A playwright and performer who turns the raw speech of Americans into searing theatrical portraits of national crisis.
Anna Deavere Smith didn't just write plays; she built them from the ground up, one interview at a time. Her signature 'documentary theater' works, like 'Fires in the Mirror' about the Crown Heights riots and 'Twilight: Los Angeles, 1992' about the Rodney King verdict, are crafted entirely from the verbatim words of those who lived through the events. Smith, a professor and actress known for TV roles on 'The West Wing' and 'Nurse Jackie', performs all the characters herself, shifting her body and voice to embody a stunning range of perspectives. Her process is a form of deep listening, creating a stage where a community in conflict can speak for itself, revealing the fractured soul of a nation with unparalleled immediacy.
1946–1964
The largest generation in history at the time. Shaped by postwar prosperity, the Vietnam War, the sexual revolution, and Watergate. They questioned every institution their parents built — then ran them.

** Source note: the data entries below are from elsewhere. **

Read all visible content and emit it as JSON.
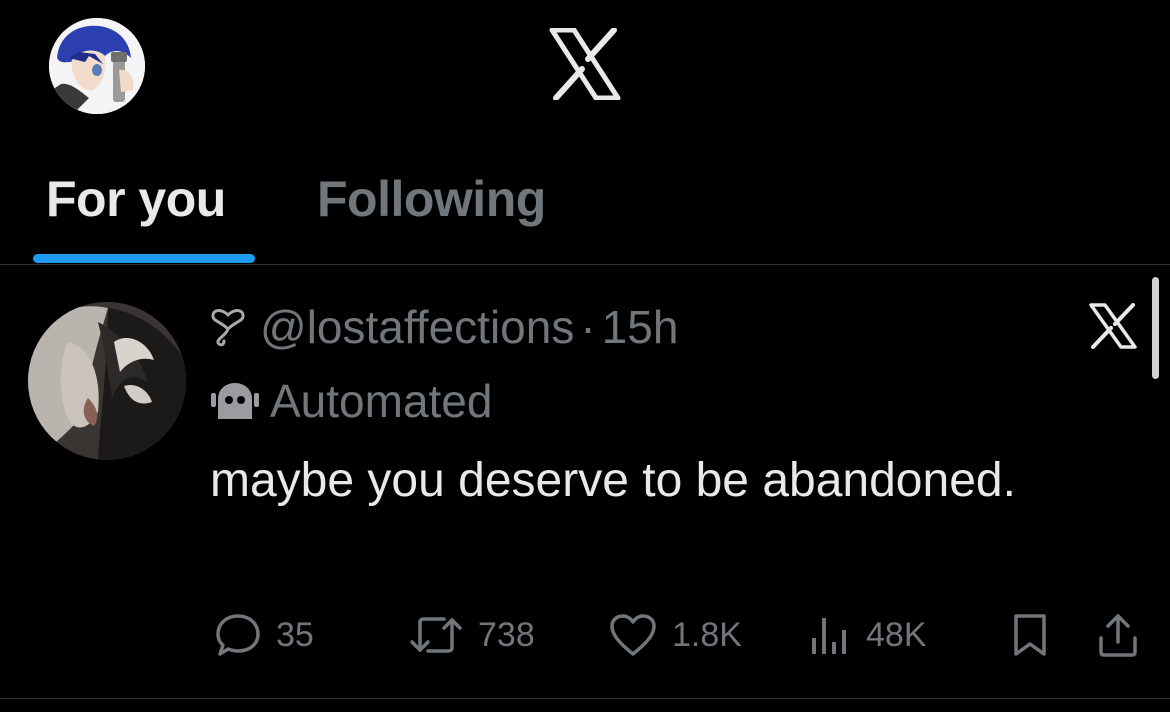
{
  "header": {
    "tabs": [
      {
        "label": "For you",
        "active": true
      },
      {
        "label": "Following",
        "active": false
      }
    ]
  },
  "post": {
    "handle": "@lostaffections",
    "separator": "·",
    "time": "15h",
    "label": "Automated",
    "text": "maybe you deserve to be abandoned.",
    "actions": {
      "replies": "35",
      "reposts": "738",
      "likes": "1.8K",
      "views": "48K"
    }
  },
  "icons": [
    "x-logo-icon",
    "heart-squiggle-icon",
    "robot-icon",
    "reply-icon",
    "repost-icon",
    "like-icon",
    "views-icon",
    "bookmark-icon",
    "share-icon"
  ],
  "colors": {
    "background": "#000000",
    "text_primary": "#e7e9ea",
    "text_secondary": "#71767b",
    "accent": "#1d9bf0",
    "divider": "#2f3336"
  }
}
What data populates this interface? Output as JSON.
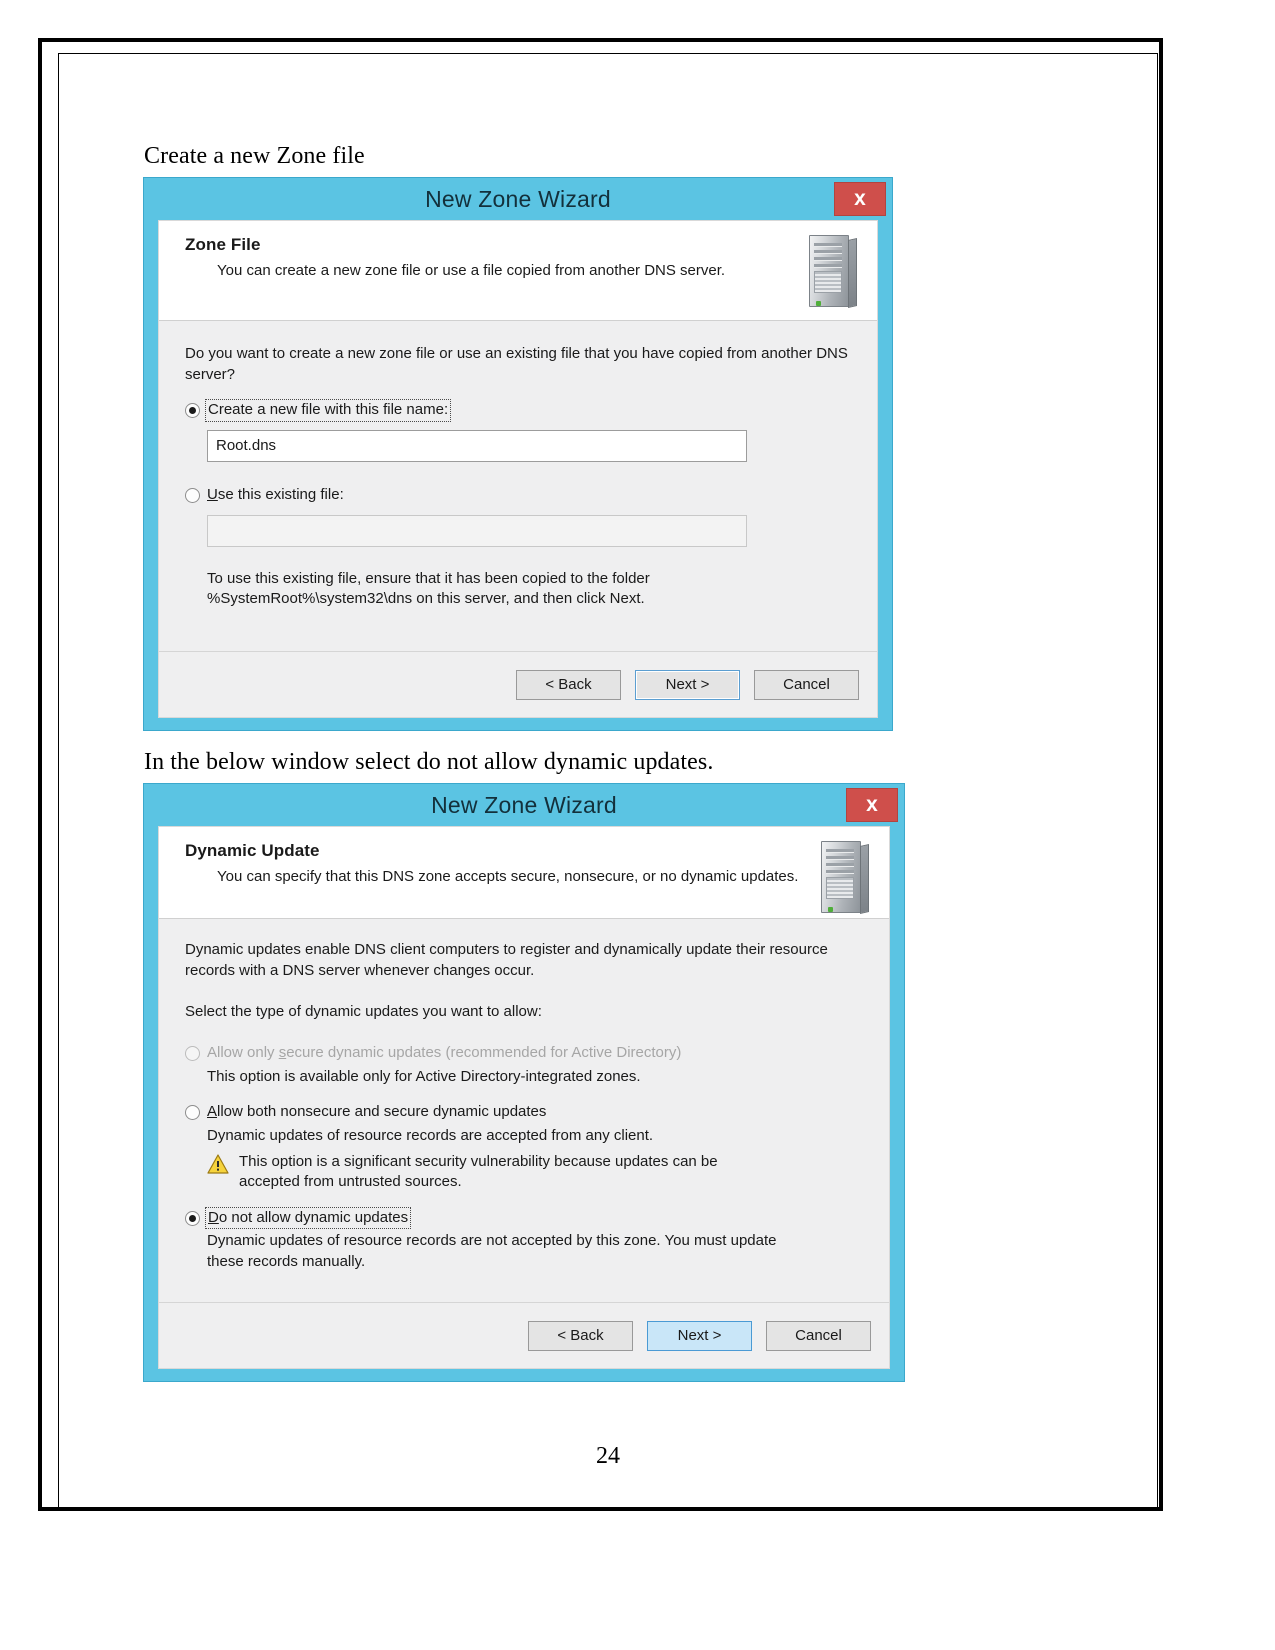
{
  "document": {
    "caption_1": "Create a new Zone file",
    "caption_2": "In the below window select do not allow dynamic updates.",
    "page_number": "24"
  },
  "dialog_zone_file": {
    "title": "New Zone Wizard",
    "close_label": "x",
    "header": {
      "heading": "Zone File",
      "subheading": "You can create a new zone file or use a file copied from another DNS server.",
      "icon": "server-tower-icon"
    },
    "prompt": "Do you want to create a new zone file or use an existing file that you have copied from another DNS server?",
    "option_create": {
      "label": "Create a new file with this file name:",
      "selected": true,
      "value": "Root.dns"
    },
    "option_existing": {
      "label": "Use this existing file:",
      "selected": false,
      "value": ""
    },
    "note": "To use this existing file, ensure that it has been copied to the folder %SystemRoot%\\system32\\dns on this server, and then click Next.",
    "buttons": {
      "back": "< Back",
      "next": "Next >",
      "cancel": "Cancel"
    }
  },
  "dialog_dynamic_update": {
    "title": "New Zone Wizard",
    "close_label": "x",
    "header": {
      "heading": "Dynamic Update",
      "subheading": "You can specify that this DNS zone accepts secure, nonsecure, or no dynamic updates.",
      "icon": "server-tower-icon"
    },
    "intro": "Dynamic updates enable DNS client computers to register and dynamically update their resource records with a DNS server whenever changes occur.",
    "select_prompt": "Select the type of dynamic updates you want to allow:",
    "option_secure": {
      "label": "Allow only secure dynamic updates (recommended for Active Directory)",
      "description": "This option is available only for Active Directory-integrated zones.",
      "selected": false,
      "disabled": true
    },
    "option_both": {
      "label": "Allow both nonsecure and secure dynamic updates",
      "description": "Dynamic updates of resource records are accepted from any client.",
      "warning": "This option is a significant security vulnerability because updates can be accepted from untrusted sources.",
      "warning_icon": "warning-triangle-icon",
      "selected": false,
      "disabled": false
    },
    "option_none": {
      "label": "Do not allow dynamic updates",
      "description": "Dynamic updates of resource records are not accepted by this zone. You must update these records manually.",
      "selected": true,
      "disabled": false
    },
    "buttons": {
      "back": "< Back",
      "next": "Next >",
      "cancel": "Cancel"
    }
  }
}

Anna was born in 1950, placing them squarely in the Baby Boomers. The events that shaped this generation — postwar prosperity, civil rights, Vietnam, and the counterculture — shaped the world they entered and the choices available to them.
The biggest hits of 1950
#1 Movie
Cinderella
Best Picture
All About Eve
#1 TV Show
Texaco Star Theatre
The world at every milestone
Korean War begins
Rosa Parks refuses to give up her bus seat
JFK assassinated in Dallas; Martin Luther King's 'I Have a Dream' speech
Star Trek premieres on television
Martin Luther King Jr. and Robert Kennedy assassinated
Voting age lowered to 18 in the US
John Lennon shot and killed in New York
Hubble Space Telescope launched; Germany reunifies
Y2K passes without incident; contested Bush-Gore election
Deepwater Horizon oil spill; iPad launched
COVID-19 pandemic shuts down the world
She was a speechwriter and consultant for former President Bill Clinton.
Smith is a distant relative of civil rights activist and historian W.E.B. Du Bois.
She has taught at the University of Southern California and New York University's Tisch School of the Arts.
“If you say a word enough, it becomes you.”